The Court famously said, “Do the companies think they are more powerful than the court?”. It also went on to say that the Govt (DoT Secretary) will be summoned for allowing the telcos to pay just a portion of the due by a way of self-assessment thereby ignoring the Court’s orders. Going further, the Court said that if the telcos fail to pay all the dues immediately, the top executives at these companies, including the MD & CEO will be sent to jail.
The last hearing during which the Supreme Court gave a final warning to the telcos was on 18-Mar-20. The next hearing was scheduled for 2 weeks later. The hearing now stands deferred due to the nation-wide lockdown imposed on account of the COVID-19 pandemic.
It’d be interesting to see what happens next as it’s a matter of survival for Vodafone Idea. Their parent company, Vodafone Group (UK) has taken this up as a serious issue. Their CEO, Mr. Nick Read recently visited India to meet the Finance Minister, Mrs. Nirmala Sitharaman on this issue. They are still evaluating all the options available at their disposal.
The telecom industry is already facing head winds after the entry of Jio in 2016 and the subsequent price wars for data and call charges. For Bharti Airtel, it’s a dual edged sword. If Vodafone Idea fails to pay and shuts down it’s operations it would mean that the telecom industry in India will be ruled by only two players – Airtel and Jio. This will prove beneficial to Airtel in the long term but in the short term they will have to cough up the overdues and take a hit on their balance sheet.

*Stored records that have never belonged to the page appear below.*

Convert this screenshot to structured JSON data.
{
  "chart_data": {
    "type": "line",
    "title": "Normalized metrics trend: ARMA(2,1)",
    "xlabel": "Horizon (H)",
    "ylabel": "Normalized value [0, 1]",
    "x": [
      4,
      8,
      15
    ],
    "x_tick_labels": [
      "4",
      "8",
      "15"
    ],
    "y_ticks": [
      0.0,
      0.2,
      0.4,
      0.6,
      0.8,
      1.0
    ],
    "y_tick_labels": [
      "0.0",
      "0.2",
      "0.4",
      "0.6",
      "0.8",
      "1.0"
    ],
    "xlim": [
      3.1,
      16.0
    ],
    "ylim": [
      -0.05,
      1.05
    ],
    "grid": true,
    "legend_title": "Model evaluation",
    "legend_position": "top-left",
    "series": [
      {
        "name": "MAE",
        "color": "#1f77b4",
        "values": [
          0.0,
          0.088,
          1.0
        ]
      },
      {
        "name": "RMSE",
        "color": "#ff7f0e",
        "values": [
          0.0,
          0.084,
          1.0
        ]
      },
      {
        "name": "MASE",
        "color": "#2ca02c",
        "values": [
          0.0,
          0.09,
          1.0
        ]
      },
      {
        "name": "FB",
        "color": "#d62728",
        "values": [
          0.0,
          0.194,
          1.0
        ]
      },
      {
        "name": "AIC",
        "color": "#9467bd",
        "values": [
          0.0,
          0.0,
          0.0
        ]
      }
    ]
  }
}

As for Jio, they’re sitting in a comfortable position and are immune to this AGR issue. They continue to expand their telecom empire in India by offering cheap data and locking the users into their digital ecosystem.
This case will also have an impact on how foreign investors look at India. This will send a signal to them in terms of the regulatory stiffness and the law of the land enforcement. Foreign investors and companies may refrain from investing in India in the short term which again, we as an emerging markets cannot afford. With the rupee getting devalued rapidly, we need foreign companies to invest in India but at the same time we cannot let them go haywire and conduct their business above our laws. A healthy balance has to be striken.